Augusto apenas chorava e tentava abraçá-la.

- Eu não queria... Juro que não queria... Mas vocês me obrigaram...

Ela olhava para o marido e parecia não compreender o que ele dizia:

- Vocês?... Quem?... Do que v-você...

Sua voz diminuiu de intensidade, seus olhos se estreitaram e ela teve uma última convulsão antes que a morte chegasse.

E Augusto ficou ali, em sua cama, segurando o corpo sem vida da mulher que o amava.

*

O celular da esposa tocou.

Ele levantou-se, meio tonto, não sabia quanto tempo passara abraçado ao corpo de Solange. Estava completamente sujo de sangue. Lá fora, podia ouvir a movimentação de veículos chegando para a festa, as bodas de prata que Solange tão diligentemente organizara.

Caminhou trôpego em direção à estante, e antes que pudesse dizer alguma coisa uma voz masculina com leve sotaque estrangeiro soou atabalhoada:

- Madame? Oui, madame, consegui terminar a tempo! Mon Dieu, cheguei a pensar que não conseguiria... Rápido, madame, mande seu chofer vir buscar o presente, ou então aquele simpático rapaz que veio fazer a prova hoje pela manhã.

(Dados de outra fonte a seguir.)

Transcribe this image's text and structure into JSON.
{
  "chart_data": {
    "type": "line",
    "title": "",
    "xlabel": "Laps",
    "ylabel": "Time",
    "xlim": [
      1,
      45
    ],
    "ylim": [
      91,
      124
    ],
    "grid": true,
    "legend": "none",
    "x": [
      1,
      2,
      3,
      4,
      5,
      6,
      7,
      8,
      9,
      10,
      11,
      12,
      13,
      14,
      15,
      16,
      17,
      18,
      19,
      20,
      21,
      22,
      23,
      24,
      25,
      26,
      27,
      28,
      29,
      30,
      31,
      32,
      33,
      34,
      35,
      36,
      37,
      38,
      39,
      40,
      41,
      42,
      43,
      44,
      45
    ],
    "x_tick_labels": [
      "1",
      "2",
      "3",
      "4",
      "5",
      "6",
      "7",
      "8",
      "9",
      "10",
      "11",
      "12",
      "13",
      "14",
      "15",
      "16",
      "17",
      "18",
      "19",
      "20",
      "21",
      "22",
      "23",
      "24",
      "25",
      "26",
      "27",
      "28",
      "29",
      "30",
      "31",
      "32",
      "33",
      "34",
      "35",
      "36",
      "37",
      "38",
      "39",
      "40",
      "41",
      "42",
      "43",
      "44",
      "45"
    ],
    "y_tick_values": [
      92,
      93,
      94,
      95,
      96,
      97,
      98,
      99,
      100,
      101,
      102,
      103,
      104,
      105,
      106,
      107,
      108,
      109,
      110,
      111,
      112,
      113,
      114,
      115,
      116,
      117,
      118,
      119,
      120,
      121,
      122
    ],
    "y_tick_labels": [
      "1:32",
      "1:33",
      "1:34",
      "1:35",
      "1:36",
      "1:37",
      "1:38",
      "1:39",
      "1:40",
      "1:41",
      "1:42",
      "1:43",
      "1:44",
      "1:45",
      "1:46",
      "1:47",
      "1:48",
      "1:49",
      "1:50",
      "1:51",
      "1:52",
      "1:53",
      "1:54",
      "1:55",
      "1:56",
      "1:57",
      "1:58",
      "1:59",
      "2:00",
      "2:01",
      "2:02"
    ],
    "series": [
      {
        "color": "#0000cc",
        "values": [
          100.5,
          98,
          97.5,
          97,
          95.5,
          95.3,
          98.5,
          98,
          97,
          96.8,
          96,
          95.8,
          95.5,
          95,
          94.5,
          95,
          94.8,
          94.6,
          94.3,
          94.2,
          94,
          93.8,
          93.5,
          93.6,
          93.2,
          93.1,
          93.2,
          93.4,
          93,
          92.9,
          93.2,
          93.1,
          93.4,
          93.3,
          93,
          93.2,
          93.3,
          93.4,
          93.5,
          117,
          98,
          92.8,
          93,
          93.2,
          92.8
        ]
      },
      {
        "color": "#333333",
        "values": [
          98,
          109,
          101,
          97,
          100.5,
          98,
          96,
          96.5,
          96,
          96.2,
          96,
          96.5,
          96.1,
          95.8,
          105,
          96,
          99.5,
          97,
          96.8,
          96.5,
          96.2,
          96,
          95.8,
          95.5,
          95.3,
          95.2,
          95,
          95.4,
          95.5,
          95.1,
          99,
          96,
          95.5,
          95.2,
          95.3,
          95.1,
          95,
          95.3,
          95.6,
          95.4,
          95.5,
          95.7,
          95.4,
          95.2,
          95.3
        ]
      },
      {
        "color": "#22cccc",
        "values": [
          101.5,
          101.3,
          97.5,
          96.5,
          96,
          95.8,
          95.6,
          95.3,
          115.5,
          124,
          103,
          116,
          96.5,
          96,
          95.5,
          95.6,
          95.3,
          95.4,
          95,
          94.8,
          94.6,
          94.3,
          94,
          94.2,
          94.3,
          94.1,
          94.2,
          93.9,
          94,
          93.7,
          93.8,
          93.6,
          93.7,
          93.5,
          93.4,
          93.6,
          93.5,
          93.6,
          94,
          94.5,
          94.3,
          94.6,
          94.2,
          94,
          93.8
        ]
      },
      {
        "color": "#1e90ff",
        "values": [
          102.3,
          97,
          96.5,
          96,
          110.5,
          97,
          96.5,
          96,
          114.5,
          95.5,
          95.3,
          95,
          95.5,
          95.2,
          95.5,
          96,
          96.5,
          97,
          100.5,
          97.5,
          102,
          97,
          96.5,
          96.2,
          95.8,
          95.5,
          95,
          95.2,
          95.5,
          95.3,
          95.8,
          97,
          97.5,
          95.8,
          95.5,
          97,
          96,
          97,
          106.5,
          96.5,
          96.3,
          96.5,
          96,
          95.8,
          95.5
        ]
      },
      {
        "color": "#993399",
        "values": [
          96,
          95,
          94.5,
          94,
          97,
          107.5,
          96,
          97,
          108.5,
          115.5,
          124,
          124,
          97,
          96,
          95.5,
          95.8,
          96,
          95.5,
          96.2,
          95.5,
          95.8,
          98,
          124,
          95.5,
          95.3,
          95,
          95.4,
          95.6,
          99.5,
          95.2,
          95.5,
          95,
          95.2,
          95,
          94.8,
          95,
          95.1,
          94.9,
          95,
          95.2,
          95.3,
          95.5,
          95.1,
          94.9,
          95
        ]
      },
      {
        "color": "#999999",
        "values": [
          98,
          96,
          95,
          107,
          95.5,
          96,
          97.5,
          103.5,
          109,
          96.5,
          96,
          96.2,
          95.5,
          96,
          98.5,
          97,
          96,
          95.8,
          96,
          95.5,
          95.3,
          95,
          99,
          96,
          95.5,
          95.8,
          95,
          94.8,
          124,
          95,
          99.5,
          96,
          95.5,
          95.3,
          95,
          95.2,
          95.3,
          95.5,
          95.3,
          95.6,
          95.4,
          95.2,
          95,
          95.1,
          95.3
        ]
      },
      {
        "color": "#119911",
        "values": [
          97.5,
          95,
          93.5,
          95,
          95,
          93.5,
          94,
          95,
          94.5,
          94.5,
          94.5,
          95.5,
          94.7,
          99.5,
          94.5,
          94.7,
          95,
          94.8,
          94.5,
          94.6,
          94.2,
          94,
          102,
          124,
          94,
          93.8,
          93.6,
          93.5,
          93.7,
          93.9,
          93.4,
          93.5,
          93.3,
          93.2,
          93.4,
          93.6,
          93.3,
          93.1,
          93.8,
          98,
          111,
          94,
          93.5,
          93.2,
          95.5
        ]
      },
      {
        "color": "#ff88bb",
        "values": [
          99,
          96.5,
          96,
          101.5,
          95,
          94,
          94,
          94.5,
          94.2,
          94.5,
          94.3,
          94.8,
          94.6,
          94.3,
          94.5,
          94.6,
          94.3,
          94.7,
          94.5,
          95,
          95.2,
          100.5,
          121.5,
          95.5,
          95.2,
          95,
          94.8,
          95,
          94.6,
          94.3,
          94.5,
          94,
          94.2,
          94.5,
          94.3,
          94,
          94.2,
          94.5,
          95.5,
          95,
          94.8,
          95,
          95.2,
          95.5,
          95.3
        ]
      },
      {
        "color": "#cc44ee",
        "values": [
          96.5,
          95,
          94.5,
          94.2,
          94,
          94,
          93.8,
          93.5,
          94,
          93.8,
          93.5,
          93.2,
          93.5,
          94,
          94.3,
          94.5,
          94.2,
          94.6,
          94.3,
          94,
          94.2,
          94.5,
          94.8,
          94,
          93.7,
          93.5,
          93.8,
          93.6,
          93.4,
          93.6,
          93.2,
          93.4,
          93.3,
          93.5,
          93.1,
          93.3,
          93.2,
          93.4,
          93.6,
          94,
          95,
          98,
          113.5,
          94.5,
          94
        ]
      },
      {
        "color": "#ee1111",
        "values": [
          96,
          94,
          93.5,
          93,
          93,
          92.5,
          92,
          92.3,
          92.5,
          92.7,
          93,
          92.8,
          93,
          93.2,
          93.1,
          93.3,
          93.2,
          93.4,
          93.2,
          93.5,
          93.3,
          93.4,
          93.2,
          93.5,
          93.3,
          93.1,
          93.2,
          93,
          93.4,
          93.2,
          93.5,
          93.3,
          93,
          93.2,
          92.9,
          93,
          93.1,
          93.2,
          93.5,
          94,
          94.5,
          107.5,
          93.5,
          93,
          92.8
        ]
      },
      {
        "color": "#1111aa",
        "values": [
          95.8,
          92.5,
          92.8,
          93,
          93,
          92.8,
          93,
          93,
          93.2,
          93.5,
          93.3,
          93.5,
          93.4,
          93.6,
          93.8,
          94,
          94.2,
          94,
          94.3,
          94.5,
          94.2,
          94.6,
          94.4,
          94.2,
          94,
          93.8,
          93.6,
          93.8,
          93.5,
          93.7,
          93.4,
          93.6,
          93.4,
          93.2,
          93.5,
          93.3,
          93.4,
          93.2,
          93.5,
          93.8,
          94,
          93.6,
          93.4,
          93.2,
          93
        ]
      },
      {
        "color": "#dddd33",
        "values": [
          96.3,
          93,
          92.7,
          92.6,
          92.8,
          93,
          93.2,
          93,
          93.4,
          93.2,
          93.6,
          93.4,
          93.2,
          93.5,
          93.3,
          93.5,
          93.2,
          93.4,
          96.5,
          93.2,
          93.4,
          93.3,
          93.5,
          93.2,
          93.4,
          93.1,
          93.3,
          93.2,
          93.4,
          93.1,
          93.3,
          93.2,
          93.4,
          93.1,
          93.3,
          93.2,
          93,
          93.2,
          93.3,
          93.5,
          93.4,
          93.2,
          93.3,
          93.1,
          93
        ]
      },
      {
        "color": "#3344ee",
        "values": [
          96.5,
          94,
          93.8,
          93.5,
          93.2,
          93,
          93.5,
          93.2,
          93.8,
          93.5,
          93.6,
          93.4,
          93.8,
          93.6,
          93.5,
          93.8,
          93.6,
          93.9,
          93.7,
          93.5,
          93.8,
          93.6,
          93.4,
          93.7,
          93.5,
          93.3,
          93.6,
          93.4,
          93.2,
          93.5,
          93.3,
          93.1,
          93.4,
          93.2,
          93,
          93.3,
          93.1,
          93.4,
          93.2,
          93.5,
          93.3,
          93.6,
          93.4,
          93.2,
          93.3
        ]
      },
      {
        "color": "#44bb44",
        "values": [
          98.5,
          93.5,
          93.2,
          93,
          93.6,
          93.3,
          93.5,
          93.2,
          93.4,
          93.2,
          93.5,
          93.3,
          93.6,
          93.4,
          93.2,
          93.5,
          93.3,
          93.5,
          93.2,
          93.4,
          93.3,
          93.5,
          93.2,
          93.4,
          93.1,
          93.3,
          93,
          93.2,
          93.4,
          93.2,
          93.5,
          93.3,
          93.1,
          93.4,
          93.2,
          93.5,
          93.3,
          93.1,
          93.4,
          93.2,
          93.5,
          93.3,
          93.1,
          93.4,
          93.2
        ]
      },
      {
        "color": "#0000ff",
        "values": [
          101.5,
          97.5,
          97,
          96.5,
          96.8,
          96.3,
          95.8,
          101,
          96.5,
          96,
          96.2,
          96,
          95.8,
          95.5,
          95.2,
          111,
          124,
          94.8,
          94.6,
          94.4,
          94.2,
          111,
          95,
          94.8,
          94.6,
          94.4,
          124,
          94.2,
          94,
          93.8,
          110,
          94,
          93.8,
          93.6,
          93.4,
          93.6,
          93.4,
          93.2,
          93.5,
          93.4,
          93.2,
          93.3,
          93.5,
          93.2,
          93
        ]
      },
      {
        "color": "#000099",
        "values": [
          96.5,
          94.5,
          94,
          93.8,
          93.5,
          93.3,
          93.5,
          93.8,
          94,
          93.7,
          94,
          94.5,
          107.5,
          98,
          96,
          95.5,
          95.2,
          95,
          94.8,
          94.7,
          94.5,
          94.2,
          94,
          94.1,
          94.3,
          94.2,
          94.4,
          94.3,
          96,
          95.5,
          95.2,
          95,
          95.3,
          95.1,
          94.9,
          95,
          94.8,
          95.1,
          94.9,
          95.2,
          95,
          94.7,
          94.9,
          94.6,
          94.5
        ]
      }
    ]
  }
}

Foi realmente uma sorte acharmos alguém com o mesmo tipo físico do seu marido ou eu não teria como fazer os ajustes necessários. Ah, mas o acabamento ficou perfeito, madame!... O meu melhor serviço, sem dúvida alguma, e olhe que estou no ramo de alfaiataria sob encomenda há vinte anos... Madame? A senhora está aí?... Madame... O que...

O tiro soou como uma bala de canhão através do celular, e o homem com sotaque estrangeiro só pôde ouvir depois disso o barulho do corpo sem vida de Augusto batendo no chão, antes que a linha emudecesse.